Everyone seems to be writing about perfectionism today.  And these are people, who, from my vantage point of the other side of the net, seem to be pretty perfect.

Tara makes those wonderful family rules signs but admits she struggles with contentment in a house that doesn’t feel like home.  Been there, my friends.

Rachel is super-mom to six kids but writes boldly about how she’s let perfectionist tendencies rob her of those precious moments in which she finds joy.  Don’t I know all about that.

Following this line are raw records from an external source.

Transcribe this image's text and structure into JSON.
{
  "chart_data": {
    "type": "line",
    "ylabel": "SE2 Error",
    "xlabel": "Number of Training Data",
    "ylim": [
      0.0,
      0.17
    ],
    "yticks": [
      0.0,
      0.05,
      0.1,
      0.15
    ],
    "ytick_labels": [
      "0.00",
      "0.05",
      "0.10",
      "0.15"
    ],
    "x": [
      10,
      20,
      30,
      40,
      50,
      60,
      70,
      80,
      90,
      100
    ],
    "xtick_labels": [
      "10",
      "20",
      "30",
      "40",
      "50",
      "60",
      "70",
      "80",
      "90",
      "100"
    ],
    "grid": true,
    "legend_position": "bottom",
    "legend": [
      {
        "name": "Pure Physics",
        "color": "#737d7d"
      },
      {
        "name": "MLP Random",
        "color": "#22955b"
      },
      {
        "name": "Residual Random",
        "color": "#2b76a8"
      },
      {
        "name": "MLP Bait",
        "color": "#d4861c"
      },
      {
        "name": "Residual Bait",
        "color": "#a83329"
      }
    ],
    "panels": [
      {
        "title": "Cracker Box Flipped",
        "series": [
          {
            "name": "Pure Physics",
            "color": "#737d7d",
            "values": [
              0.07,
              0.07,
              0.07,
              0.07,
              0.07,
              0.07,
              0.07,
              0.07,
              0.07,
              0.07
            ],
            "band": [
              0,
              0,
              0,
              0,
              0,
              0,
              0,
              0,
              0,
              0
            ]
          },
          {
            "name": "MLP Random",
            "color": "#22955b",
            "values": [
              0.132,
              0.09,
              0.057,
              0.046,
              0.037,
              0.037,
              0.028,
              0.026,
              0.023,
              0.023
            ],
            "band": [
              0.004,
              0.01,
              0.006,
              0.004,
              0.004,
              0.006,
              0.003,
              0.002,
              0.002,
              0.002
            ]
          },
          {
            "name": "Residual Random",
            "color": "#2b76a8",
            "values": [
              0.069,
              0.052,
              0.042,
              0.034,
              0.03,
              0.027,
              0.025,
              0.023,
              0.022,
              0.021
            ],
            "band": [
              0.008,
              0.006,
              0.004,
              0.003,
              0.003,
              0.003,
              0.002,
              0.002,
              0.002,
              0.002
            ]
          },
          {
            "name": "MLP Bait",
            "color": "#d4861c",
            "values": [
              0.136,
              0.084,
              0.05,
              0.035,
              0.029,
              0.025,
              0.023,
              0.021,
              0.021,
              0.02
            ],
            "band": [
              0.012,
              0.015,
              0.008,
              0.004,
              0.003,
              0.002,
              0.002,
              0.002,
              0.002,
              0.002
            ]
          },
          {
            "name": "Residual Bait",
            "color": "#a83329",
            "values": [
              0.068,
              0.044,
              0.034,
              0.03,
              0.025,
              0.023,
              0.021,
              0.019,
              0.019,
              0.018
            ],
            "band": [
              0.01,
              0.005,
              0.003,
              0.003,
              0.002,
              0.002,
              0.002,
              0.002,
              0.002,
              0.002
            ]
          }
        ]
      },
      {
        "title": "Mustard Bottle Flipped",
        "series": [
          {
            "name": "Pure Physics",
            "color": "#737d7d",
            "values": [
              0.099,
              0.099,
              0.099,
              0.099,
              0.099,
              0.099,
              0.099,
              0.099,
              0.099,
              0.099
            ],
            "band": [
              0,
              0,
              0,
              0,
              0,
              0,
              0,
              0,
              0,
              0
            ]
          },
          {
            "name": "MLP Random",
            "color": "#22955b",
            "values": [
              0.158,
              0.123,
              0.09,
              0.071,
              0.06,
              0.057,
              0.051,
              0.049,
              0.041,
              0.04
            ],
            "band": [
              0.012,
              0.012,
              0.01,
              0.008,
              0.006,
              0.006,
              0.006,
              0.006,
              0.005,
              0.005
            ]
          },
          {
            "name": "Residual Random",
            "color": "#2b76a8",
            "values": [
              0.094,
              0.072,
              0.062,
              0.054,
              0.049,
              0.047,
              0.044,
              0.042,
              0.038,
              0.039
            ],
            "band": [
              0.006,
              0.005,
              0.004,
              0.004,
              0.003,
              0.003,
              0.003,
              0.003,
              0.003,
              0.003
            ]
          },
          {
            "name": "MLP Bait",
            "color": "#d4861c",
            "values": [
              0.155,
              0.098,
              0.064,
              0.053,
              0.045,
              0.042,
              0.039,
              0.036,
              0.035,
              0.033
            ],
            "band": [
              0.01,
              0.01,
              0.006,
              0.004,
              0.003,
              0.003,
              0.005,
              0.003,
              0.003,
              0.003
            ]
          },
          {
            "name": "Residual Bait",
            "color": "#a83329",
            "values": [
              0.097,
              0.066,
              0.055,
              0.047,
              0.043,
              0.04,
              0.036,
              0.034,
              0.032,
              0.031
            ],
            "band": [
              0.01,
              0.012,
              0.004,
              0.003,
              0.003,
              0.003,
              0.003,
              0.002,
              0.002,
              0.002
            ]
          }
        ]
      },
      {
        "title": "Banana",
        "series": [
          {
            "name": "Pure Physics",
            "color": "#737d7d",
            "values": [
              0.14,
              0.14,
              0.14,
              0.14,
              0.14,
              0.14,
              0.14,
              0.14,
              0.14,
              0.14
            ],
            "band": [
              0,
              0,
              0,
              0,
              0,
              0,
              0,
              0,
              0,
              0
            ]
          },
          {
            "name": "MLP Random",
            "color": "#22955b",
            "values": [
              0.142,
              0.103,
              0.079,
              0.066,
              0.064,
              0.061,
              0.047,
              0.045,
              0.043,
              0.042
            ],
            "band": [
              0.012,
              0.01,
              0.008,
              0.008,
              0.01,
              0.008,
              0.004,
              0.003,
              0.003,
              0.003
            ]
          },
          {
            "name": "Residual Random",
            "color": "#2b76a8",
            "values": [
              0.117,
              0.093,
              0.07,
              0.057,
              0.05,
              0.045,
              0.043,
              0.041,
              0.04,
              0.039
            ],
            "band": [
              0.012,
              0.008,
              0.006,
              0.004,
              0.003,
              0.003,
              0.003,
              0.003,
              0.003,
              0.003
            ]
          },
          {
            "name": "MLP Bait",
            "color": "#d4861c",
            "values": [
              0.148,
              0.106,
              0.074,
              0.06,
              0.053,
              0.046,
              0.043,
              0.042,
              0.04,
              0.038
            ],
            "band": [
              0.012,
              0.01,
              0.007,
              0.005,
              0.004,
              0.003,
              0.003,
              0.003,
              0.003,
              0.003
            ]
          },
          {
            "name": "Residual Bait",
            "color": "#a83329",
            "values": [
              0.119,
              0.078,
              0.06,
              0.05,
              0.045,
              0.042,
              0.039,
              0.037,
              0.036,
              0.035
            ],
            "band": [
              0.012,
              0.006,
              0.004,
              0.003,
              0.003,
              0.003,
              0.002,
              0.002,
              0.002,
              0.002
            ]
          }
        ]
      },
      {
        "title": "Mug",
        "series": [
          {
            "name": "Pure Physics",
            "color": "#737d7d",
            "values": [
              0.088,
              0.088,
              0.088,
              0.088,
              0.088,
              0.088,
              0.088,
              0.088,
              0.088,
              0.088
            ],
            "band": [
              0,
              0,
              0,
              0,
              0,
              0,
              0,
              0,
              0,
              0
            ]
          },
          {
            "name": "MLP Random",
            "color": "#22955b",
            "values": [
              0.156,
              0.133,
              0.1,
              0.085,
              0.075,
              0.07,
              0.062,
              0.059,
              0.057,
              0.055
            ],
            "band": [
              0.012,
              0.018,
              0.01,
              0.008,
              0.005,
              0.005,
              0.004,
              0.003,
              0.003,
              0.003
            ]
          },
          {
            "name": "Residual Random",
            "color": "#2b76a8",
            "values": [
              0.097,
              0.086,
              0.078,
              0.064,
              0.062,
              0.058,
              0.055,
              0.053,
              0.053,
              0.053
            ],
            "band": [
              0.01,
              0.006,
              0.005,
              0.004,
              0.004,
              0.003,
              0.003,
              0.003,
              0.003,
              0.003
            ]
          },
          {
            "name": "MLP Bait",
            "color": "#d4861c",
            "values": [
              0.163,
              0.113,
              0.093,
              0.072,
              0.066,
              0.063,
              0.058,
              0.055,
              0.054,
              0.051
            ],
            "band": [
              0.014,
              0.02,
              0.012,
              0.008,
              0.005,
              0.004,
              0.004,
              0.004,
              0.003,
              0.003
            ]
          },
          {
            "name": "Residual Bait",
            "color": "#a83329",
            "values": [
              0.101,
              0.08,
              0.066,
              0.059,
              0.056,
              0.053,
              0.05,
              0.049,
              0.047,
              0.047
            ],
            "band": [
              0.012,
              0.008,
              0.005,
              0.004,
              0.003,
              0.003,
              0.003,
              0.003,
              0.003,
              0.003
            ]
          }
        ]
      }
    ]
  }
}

And then there’s Ann Voskamp documenting her trip to Ecuador by telling about the beautiful scarf her six-year-old daughter knit for their sponsored child and I know, beyond a doubt, that perfect things don’t matter as long as what’s given is wrapped in love.

Compassion Bloggers: Ecuador 2011

But isn’t it hard?  We look at pinterest and facebook and bloggers who seem to have it all together.  Moms who are handmaking gifts and coordinating elaborately themed parties and using burlap for way more than it was ever intended.  But are they perfect?  Surely not.  Surely no one is.

Perhaps the measure of our perfection is in the eyes of our children.  When we stop cleaning to play with them.  When I stay on the couch half-asleep instead of in my bed because Annabelle wants to sit in my lap to finish the Friday night movie.  When I leave the dishes and the laundry and the sticky floors for one more day so we can go for a walk or to soccer practice or to play with our friends.

I’ve felt so imperfect lately.  Did you know my house was actually cleaner before I started staying home?  And we certainly had more money so I didn’t have to ration the cheese for pizza night so we’d have enough left for lasagna.  But the other day our children’s minister told me that she’s noticed a change in my girls since I started staying home.  They just seem….happier.

So maybe I’m not perfect.  But my kids are happy.